These dynamics mirror real-life teamwork. Children learn to be responsible for their own behaviour while understanding how their actions affect the group.

Gymnastics helps children practise leadership, responsibility and cooperation in real and visible ways.

Cooperation in this context is not abstract — it is physical, immediate and part of every lesson.

Shared Goals, Personal Progress

One of the unique aspects of gymnastics as a team experience is that success is not zero-sum.

A teammate mastering a skill does not diminish anyone else’s progress. Instead, it often becomes motivating.

Children celebrate each other’s improvements. They anticipate shared milestones, such as learning a sequence together or preparing routines within the same term.

Even though performances may be individual, preparation is collective.

Gymnastics teaches children that personal growth and supporting others can happen at the same time.

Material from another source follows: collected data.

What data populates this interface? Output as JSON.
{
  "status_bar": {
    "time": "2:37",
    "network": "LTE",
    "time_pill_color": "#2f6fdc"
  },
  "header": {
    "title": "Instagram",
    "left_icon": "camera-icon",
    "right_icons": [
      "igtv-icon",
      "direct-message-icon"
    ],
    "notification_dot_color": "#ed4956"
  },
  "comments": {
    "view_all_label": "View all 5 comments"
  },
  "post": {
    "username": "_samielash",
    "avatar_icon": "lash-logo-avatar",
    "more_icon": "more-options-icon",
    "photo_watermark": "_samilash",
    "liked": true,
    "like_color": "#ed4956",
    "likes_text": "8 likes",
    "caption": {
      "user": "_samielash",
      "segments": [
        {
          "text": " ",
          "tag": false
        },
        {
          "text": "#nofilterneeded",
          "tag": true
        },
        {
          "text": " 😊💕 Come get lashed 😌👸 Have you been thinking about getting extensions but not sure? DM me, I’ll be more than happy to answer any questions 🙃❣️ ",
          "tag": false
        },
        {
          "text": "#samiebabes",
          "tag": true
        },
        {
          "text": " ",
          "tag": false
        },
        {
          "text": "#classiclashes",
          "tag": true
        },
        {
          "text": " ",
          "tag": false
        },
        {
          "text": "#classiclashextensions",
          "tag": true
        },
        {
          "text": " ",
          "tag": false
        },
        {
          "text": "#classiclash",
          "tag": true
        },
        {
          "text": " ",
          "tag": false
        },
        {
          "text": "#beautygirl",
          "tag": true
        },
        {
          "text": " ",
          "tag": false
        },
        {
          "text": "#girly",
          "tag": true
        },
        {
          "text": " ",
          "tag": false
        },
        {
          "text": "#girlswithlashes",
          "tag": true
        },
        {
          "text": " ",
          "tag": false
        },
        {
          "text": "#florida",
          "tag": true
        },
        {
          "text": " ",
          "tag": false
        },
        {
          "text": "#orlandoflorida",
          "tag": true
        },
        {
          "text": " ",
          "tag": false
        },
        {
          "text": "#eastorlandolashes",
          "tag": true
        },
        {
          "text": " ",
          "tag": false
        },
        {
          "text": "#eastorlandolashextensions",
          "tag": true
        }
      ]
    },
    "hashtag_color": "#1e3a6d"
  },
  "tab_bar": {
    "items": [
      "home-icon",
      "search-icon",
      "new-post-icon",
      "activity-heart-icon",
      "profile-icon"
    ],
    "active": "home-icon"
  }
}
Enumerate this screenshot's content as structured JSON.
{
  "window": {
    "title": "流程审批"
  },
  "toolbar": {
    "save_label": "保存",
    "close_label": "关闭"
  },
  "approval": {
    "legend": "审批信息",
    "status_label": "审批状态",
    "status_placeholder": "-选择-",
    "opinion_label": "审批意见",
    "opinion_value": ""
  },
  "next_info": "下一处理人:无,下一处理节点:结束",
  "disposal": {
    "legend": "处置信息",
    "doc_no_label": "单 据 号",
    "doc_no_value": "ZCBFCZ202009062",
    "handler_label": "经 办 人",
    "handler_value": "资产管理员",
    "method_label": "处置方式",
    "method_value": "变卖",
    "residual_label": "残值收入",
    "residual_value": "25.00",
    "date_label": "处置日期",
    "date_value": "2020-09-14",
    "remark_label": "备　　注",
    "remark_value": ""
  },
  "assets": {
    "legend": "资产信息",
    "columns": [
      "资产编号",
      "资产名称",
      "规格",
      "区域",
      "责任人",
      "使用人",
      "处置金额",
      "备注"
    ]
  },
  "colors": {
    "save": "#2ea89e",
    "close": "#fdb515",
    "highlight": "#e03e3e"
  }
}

This balance is an important life lesson that extends far beyond the gym.

Cooperation Reduces Fear

Trying a new physical skill can feel vulnerable. Whether it’s a backward roll or approaching a vault, fear of failure is very real — particularly for children who are becoming more socially aware.

A cooperative class environment softens that fear.

Children are more likely to attempt challenging movements when they see their peers doing the same. There is comfort in collective bravery.

The energy of the group sends a reassuring message: we are all learning together.

A supportive team environment gives children the confidence to try, fail, try again and ultimately succeed.

This shared courage builds confidence in a way that individual praise alone cannot.

Gymnastics Is a Team Experience

A team can also be defined by shared effort, mutual encouragement and collective growth — and gymnastics offers exactly that.

While the sport develops physical abilities such as strength, balance and coordination, it also cultivates belonging, empathy and resilience.

During Cooperation Celebration Month, it is worth recognising that behind every individual routine is a community of learners moving forward together.

Gymnastics may showcase individual performance, but it is built on teamwork.

And for growing children, that foundation makes all the difference.